Death of a Salesman was the story of Willy Loman, a doomed man in a dying profession. Playwright Arthur Miller wrote him as a man possessed by the desire to make a good living. What he sold was much less of a priority than what selling got him. As a result his way of life inspired the way he died—by his own hand for the insurance money—so his survivors could make a good living.
Today many of the remaining traveling salespeople out there are missionaries, selling a way of life. They travel the world introducing people to someone who identified himself as the way, the truth and the life. Their calling dates back to the time of the Old Testament prophets of God. While Miller used his play about a miserable soul searching for more from life to criticize human materialism, Miller himself was an atheist who didn’t believe there’s any more after life. Nevertheless, there are some interesting comparisons and contrasts to consider while contemplating this Sunday’s mass readings about itinerant salesmen of faith.
Our first from the Book of Kings (2 Kgs 4:8-11, 14-16a) tells how Elisha did such a good job selling people on his faith that one customer actually didn’t want him to leave.
So she said to her husband, “I know that Elisha is a holy man of God. Since he visits us often, let us arrange a little room on the roof and furnish it for him with a bed, table, chair, and lamp, so that when he comes to us he can stay there.”

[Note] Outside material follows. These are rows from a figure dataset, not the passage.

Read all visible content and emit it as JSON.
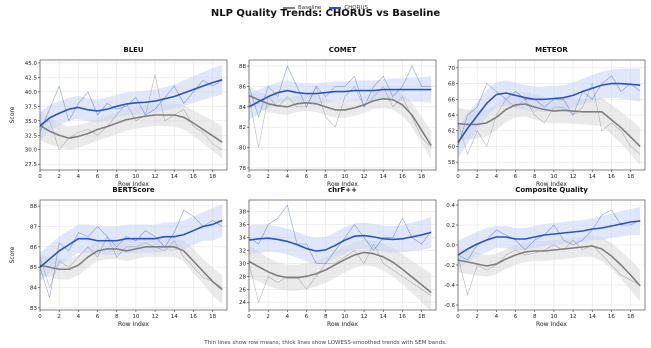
{
  "page": {
    "title": "NLP Quality Trends: CHORUS vs Baseline",
    "caption": "Thin lines show row means; thick lines show LOWESS-smoothed trends with SEM bands."
  },
  "legend": [
    {
      "label": "Baseline",
      "color": "#7f7f7f"
    },
    {
      "label": "CHORUS",
      "color": "#2a52cc"
    }
  ],
  "colors": {
    "baseline": "#7f7f7f",
    "chorus": "#2a52cc",
    "baseline_band": "#d9d9d9",
    "chorus_band": "#c7d3f5",
    "grid": "#e6e6e6"
  },
  "chart_data": [
    {
      "type": "line",
      "title": "BLEU",
      "xlabel": "Row Index",
      "ylabel": "Score",
      "x": [
        0,
        1,
        2,
        3,
        4,
        5,
        6,
        7,
        8,
        9,
        10,
        11,
        12,
        13,
        14,
        15,
        16,
        17,
        18,
        19
      ],
      "xlim": [
        0,
        19.5
      ],
      "xticks": [
        0,
        2,
        4,
        6,
        8,
        10,
        12,
        14,
        16,
        18
      ],
      "ylim": [
        26.5,
        45.5
      ],
      "yticks": [
        27.5,
        30.0,
        32.5,
        35.0,
        37.5,
        40.0,
        42.5,
        45.0
      ],
      "ytick_decimals": 1,
      "grid": true,
      "series": [
        {
          "name": "Baseline",
          "raw": [
            34.5,
            35,
            30,
            32,
            33,
            33.5,
            32.5,
            34,
            36,
            38,
            35,
            36,
            43,
            35,
            36,
            37,
            34,
            33,
            31,
            30
          ],
          "smooth": [
            34.2,
            33.2,
            32.5,
            32.0,
            32.3,
            32.8,
            33.5,
            34.0,
            34.6,
            35.2,
            35.5,
            35.8,
            36.0,
            36.0,
            36.0,
            35.6,
            34.6,
            33.5,
            32.4,
            31.3
          ],
          "sem": [
            2.5,
            2.3,
            2.1,
            2.0,
            2.0,
            1.9,
            1.9,
            1.9,
            1.9,
            1.9,
            1.9,
            1.9,
            1.9,
            1.9,
            2.0,
            2.1,
            2.2,
            2.4,
            2.6,
            2.8
          ]
        },
        {
          "name": "CHORUS",
          "raw": [
            33,
            37,
            41,
            35,
            38,
            40,
            36,
            38,
            37,
            37.5,
            39,
            36,
            37,
            39,
            41,
            38,
            40,
            42,
            41,
            42
          ],
          "smooth": [
            34.1,
            35.5,
            36.3,
            37.0,
            37.3,
            36.9,
            36.7,
            37.0,
            37.5,
            37.9,
            38.1,
            38.2,
            38.4,
            38.8,
            39.2,
            39.8,
            40.4,
            41.0,
            41.6,
            42.1
          ],
          "sem": [
            2.4,
            2.2,
            2.1,
            2.0,
            2.0,
            2.0,
            2.0,
            2.0,
            2.0,
            2.0,
            2.0,
            2.0,
            2.0,
            2.0,
            2.1,
            2.2,
            2.3,
            2.4,
            2.5,
            2.6
          ]
        }
      ]
    },
    {
      "type": "line",
      "title": "COMET",
      "xlabel": "Row Index",
      "ylabel": "",
      "x": [
        0,
        1,
        2,
        3,
        4,
        5,
        6,
        7,
        8,
        9,
        10,
        11,
        12,
        13,
        14,
        15,
        16,
        17,
        18,
        19
      ],
      "xlim": [
        0,
        19.5
      ],
      "xticks": [
        0,
        2,
        4,
        6,
        8,
        10,
        12,
        14,
        16,
        18
      ],
      "ylim": [
        77.8,
        88.6
      ],
      "yticks": [
        78,
        80,
        82,
        84,
        86,
        88
      ],
      "ytick_decimals": 0,
      "grid": true,
      "series": [
        {
          "name": "Baseline",
          "raw": [
            85,
            80,
            85,
            84,
            85,
            84,
            84,
            86,
            83,
            82,
            85,
            86,
            84,
            85,
            86,
            84,
            85,
            83,
            81,
            80
          ],
          "smooth": [
            85.1,
            84.7,
            84.3,
            84.1,
            84.0,
            84.3,
            84.4,
            84.3,
            84.0,
            83.7,
            83.7,
            83.9,
            84.2,
            84.6,
            84.8,
            84.7,
            84.2,
            83.2,
            81.7,
            80.2
          ],
          "sem": [
            0.9,
            0.8,
            0.8,
            0.8,
            0.8,
            0.8,
            0.8,
            0.8,
            0.8,
            0.8,
            0.8,
            0.8,
            0.8,
            0.8,
            0.9,
            1.0,
            1.1,
            1.2,
            1.3,
            1.4
          ]
        },
        {
          "name": "CHORUS",
          "raw": [
            86,
            83,
            86,
            85,
            88,
            86,
            84,
            86,
            85,
            86,
            86,
            87,
            84,
            86,
            87,
            85,
            86,
            88,
            86,
            86
          ],
          "smooth": [
            84.0,
            84.5,
            85.0,
            85.4,
            85.6,
            85.4,
            85.3,
            85.3,
            85.4,
            85.5,
            85.5,
            85.6,
            85.6,
            85.6,
            85.7,
            85.7,
            85.7,
            85.7,
            85.7,
            85.7
          ],
          "sem": [
            1.3,
            1.2,
            1.1,
            1.0,
            1.0,
            1.0,
            1.0,
            1.0,
            1.0,
            1.0,
            1.0,
            1.0,
            1.0,
            1.0,
            1.0,
            1.1,
            1.1,
            1.2,
            1.2,
            1.3
          ]
        }
      ]
    },
    {
      "type": "line",
      "title": "METEOR",
      "xlabel": "Row Index",
      "ylabel": "",
      "x": [
        0,
        1,
        2,
        3,
        4,
        5,
        6,
        7,
        8,
        9,
        10,
        11,
        12,
        13,
        14,
        15,
        16,
        17,
        18,
        19
      ],
      "xlim": [
        0,
        19.5
      ],
      "xticks": [
        0,
        2,
        4,
        6,
        8,
        10,
        12,
        14,
        16,
        18
      ],
      "ylim": [
        57,
        71
      ],
      "yticks": [
        58,
        60,
        62,
        64,
        66,
        68,
        70
      ],
      "ytick_decimals": 0,
      "grid": true,
      "series": [
        {
          "name": "Baseline",
          "raw": [
            63,
            59,
            62,
            60,
            64,
            66,
            65,
            66,
            64,
            63,
            65,
            65,
            64,
            65,
            68,
            62,
            63,
            62,
            60,
            59
          ],
          "smooth": [
            62.9,
            62.8,
            62.8,
            63.0,
            63.7,
            64.7,
            65.3,
            65.4,
            65.0,
            64.7,
            64.5,
            64.6,
            64.5,
            64.4,
            64.4,
            64.4,
            63.4,
            62.4,
            61.2,
            60.0
          ],
          "sem": [
            2.0,
            1.9,
            1.8,
            1.7,
            1.6,
            1.6,
            1.6,
            1.6,
            1.6,
            1.6,
            1.6,
            1.6,
            1.6,
            1.6,
            1.7,
            1.8,
            1.9,
            2.0,
            2.2,
            2.4
          ]
        },
        {
          "name": "CHORUS",
          "raw": [
            60,
            64,
            65,
            68,
            67,
            66,
            67,
            66,
            66,
            65,
            66,
            66,
            64,
            67,
            66,
            68,
            69,
            67,
            68,
            67
          ],
          "smooth": [
            60.5,
            62.3,
            63.9,
            65.5,
            66.6,
            66.8,
            66.5,
            66.2,
            66.0,
            66.0,
            66.1,
            66.2,
            66.5,
            67.0,
            67.4,
            67.8,
            68.0,
            68.0,
            67.9,
            67.8
          ],
          "sem": [
            2.0,
            1.9,
            1.8,
            1.7,
            1.6,
            1.6,
            1.6,
            1.6,
            1.6,
            1.6,
            1.6,
            1.6,
            1.6,
            1.6,
            1.7,
            1.7,
            1.8,
            1.9,
            2.0,
            2.1
          ]
        }
      ]
    },
    {
      "type": "line",
      "title": "BERTScore",
      "xlabel": "Row Index",
      "ylabel": "Score",
      "x": [
        0,
        1,
        2,
        3,
        4,
        5,
        6,
        7,
        8,
        9,
        10,
        11,
        12,
        13,
        14,
        15,
        16,
        17,
        18,
        19
      ],
      "xlim": [
        0,
        19.5
      ],
      "xticks": [
        0,
        2,
        4,
        6,
        8,
        10,
        12,
        14,
        16,
        18
      ],
      "ylim": [
        82.9,
        88.3
      ],
      "yticks": [
        83,
        84,
        85,
        86,
        87,
        88
      ],
      "ytick_decimals": 0,
      "grid": true,
      "series": [
        {
          "name": "Baseline",
          "raw": [
            85.5,
            84.0,
            85.3,
            85.0,
            85.5,
            86.0,
            85.5,
            86.5,
            85.5,
            86.0,
            86.0,
            86.2,
            86.0,
            85.8,
            86.3,
            85.5,
            85.0,
            84.5,
            84.3,
            84.0
          ],
          "smooth": [
            85.1,
            85.0,
            84.9,
            84.9,
            85.1,
            85.5,
            85.8,
            85.9,
            85.9,
            85.8,
            85.9,
            86.0,
            86.0,
            86.0,
            86.0,
            85.8,
            85.3,
            84.8,
            84.3,
            83.9
          ],
          "sem": [
            0.5,
            0.5,
            0.5,
            0.5,
            0.5,
            0.5,
            0.5,
            0.5,
            0.5,
            0.5,
            0.5,
            0.5,
            0.5,
            0.5,
            0.5,
            0.5,
            0.6,
            0.6,
            0.7,
            0.7
          ]
        },
        {
          "name": "CHORUS",
          "raw": [
            85.0,
            83.5,
            86.2,
            85.8,
            86.7,
            86.5,
            87.0,
            86.5,
            86.0,
            86.5,
            86.3,
            86.8,
            86.5,
            86.0,
            86.7,
            87.8,
            87.5,
            87.0,
            87.3,
            87.0
          ],
          "smooth": [
            85.0,
            85.4,
            85.8,
            86.1,
            86.4,
            86.4,
            86.3,
            86.3,
            86.3,
            86.4,
            86.4,
            86.4,
            86.4,
            86.5,
            86.5,
            86.6,
            86.8,
            87.0,
            87.1,
            87.3
          ],
          "sem": [
            0.7,
            0.7,
            0.7,
            0.7,
            0.7,
            0.7,
            0.7,
            0.7,
            0.7,
            0.7,
            0.7,
            0.7,
            0.7,
            0.7,
            0.7,
            0.7,
            0.7,
            0.7,
            0.8,
            0.8
          ]
        }
      ]
    },
    {
      "type": "line",
      "title": "chrF++",
      "xlabel": "Row Index",
      "ylabel": "",
      "x": [
        0,
        1,
        2,
        3,
        4,
        5,
        6,
        7,
        8,
        9,
        10,
        11,
        12,
        13,
        14,
        15,
        16,
        17,
        18,
        19
      ],
      "xlim": [
        0,
        19.5
      ],
      "xticks": [
        0,
        2,
        4,
        6,
        8,
        10,
        12,
        14,
        16,
        18
      ],
      "ylim": [
        22.8,
        39.8
      ],
      "yticks": [
        24,
        26,
        28,
        30,
        32,
        34,
        36,
        38
      ],
      "ytick_decimals": 0,
      "grid": true,
      "series": [
        {
          "name": "Baseline",
          "raw": [
            30,
            24,
            28,
            27,
            28,
            28,
            26,
            28,
            30,
            30,
            31,
            32,
            30,
            33,
            30,
            29,
            28,
            27,
            26,
            25
          ],
          "smooth": [
            30.3,
            29.5,
            28.7,
            28.1,
            27.8,
            27.8,
            28.0,
            28.4,
            29.0,
            29.8,
            30.6,
            31.3,
            31.7,
            31.5,
            31.0,
            30.2,
            29.1,
            27.9,
            26.7,
            25.5
          ],
          "sem": [
            2.5,
            2.3,
            2.2,
            2.1,
            2.0,
            2.0,
            2.0,
            2.0,
            2.0,
            2.0,
            2.0,
            2.0,
            2.0,
            2.0,
            2.1,
            2.2,
            2.3,
            2.5,
            2.7,
            2.9
          ]
        },
        {
          "name": "CHORUS",
          "raw": [
            34,
            33,
            36,
            37,
            39,
            33,
            33,
            30,
            30,
            32,
            34,
            36,
            34,
            32,
            34,
            34,
            37,
            34,
            33,
            35
          ],
          "smooth": [
            33.6,
            33.8,
            33.9,
            33.7,
            33.4,
            32.9,
            32.3,
            31.9,
            32.1,
            32.8,
            33.6,
            34.2,
            34.3,
            34.1,
            33.8,
            33.7,
            33.8,
            34.1,
            34.4,
            34.8
          ],
          "sem": [
            2.3,
            2.2,
            2.1,
            2.0,
            2.0,
            2.0,
            2.0,
            2.0,
            2.0,
            2.0,
            2.0,
            2.0,
            2.0,
            2.0,
            2.0,
            2.1,
            2.1,
            2.2,
            2.3,
            2.4
          ]
        }
      ]
    },
    {
      "type": "line",
      "title": "Composite Quality",
      "xlabel": "Row Index",
      "ylabel": "",
      "x": [
        0,
        1,
        2,
        3,
        4,
        5,
        6,
        7,
        8,
        9,
        10,
        11,
        12,
        13,
        14,
        15,
        16,
        17,
        18,
        19
      ],
      "xlim": [
        0,
        19.5
      ],
      "xticks": [
        0,
        2,
        4,
        6,
        8,
        10,
        12,
        14,
        16,
        18
      ],
      "ylim": [
        -0.65,
        0.45
      ],
      "yticks": [
        -0.6,
        -0.4,
        -0.2,
        0.0,
        0.2,
        0.4
      ],
      "ytick_decimals": 1,
      "grid": true,
      "series": [
        {
          "name": "Baseline",
          "raw": [
            -0.12,
            -0.5,
            -0.2,
            -0.25,
            -0.2,
            -0.1,
            -0.05,
            -0.1,
            -0.08,
            -0.05,
            0.0,
            -0.05,
            0.05,
            -0.05,
            0.0,
            -0.1,
            -0.2,
            -0.3,
            -0.35,
            -0.4
          ],
          "smooth": [
            -0.15,
            -0.17,
            -0.19,
            -0.21,
            -0.19,
            -0.14,
            -0.1,
            -0.07,
            -0.06,
            -0.06,
            -0.05,
            -0.04,
            -0.03,
            -0.02,
            -0.01,
            -0.04,
            -0.11,
            -0.2,
            -0.3,
            -0.41
          ],
          "sem": [
            0.12,
            0.12,
            0.11,
            0.11,
            0.1,
            0.1,
            0.1,
            0.1,
            0.1,
            0.1,
            0.1,
            0.1,
            0.1,
            0.1,
            0.11,
            0.12,
            0.13,
            0.14,
            0.15,
            0.16
          ]
        },
        {
          "name": "CHORUS",
          "raw": [
            -0.1,
            -0.15,
            0.0,
            0.05,
            0.15,
            0.1,
            0.05,
            -0.05,
            0.05,
            0.1,
            0.2,
            0.05,
            0.0,
            0.05,
            0.15,
            0.3,
            0.35,
            0.2,
            0.2,
            0.25
          ],
          "smooth": [
            -0.1,
            -0.04,
            0.01,
            0.05,
            0.08,
            0.08,
            0.06,
            0.06,
            0.08,
            0.1,
            0.11,
            0.12,
            0.13,
            0.14,
            0.16,
            0.17,
            0.19,
            0.21,
            0.23,
            0.24
          ],
          "sem": [
            0.14,
            0.13,
            0.12,
            0.12,
            0.11,
            0.11,
            0.11,
            0.11,
            0.11,
            0.11,
            0.11,
            0.11,
            0.11,
            0.11,
            0.11,
            0.12,
            0.12,
            0.13,
            0.13,
            0.14
          ]
        }
      ]
    }
  ]
}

As a reward for her good faith Elisha called upon his Boss to bless her with more life—a child she was not otherwise able to conceive. Having children is one way to live forever—something even an atheist might agree with. Most people with and without faith would die for their children—just as Christians believed Jesus did, so his “children” could have eternal life. This lifelong goal made him and his true followers in faith fearless, because they believed they had nothing to lose, as Paul explains in our second reading (Rom 6:3-4, 8-11):
I know that Christ, raised from the dead, dies no more; death no longer has power over him. As to his death, he died to sin once and for all; as to his life, he lives for God. Consequently, you too must think of yourselves as dead to sin and living for God in Christ Jesus.
Paul’s sales approach might not seem like a good one judging by the Willy Loman philosophy of salesmanship, but that tough love philosophy is the one that won Paul over—as originally taught by the Master and quoted in Sunday’s gospel reading (Mt 10:37-42). In it, Jesus tells us that anyone who values the comforts of home and family more than the truth Christ represented was not worthy of what he had to offer them. That doesn’t mean Christians are called to choose between loving God and loving family, we’re just expected to keep our love for all on the same high plain with our love of God. That lofty perch is found in His Kingdom, which is within us. People of faith can’t divorce one love from the other and find true happiness. As Christ said of the kind of poor soul looking for Willy Loman’s version of the American dream,
Whoever finds his life will lose it, and whoever loses his life for my sake will find it.
“Give up my life? No way!” Even people open to faith in something beyond earth’s horizon might respond this way when offered the job of representing the way, the truth, and the life for prospective buyers. But because our hope for everlasting life—whether through the memory of family and friends or in God’s Kingdom—can help diminish our fear of temporary consequences, we can use our time on earth to more effectively showcase the difference a single soul can make in the lives of others. That’s Master salesmanship.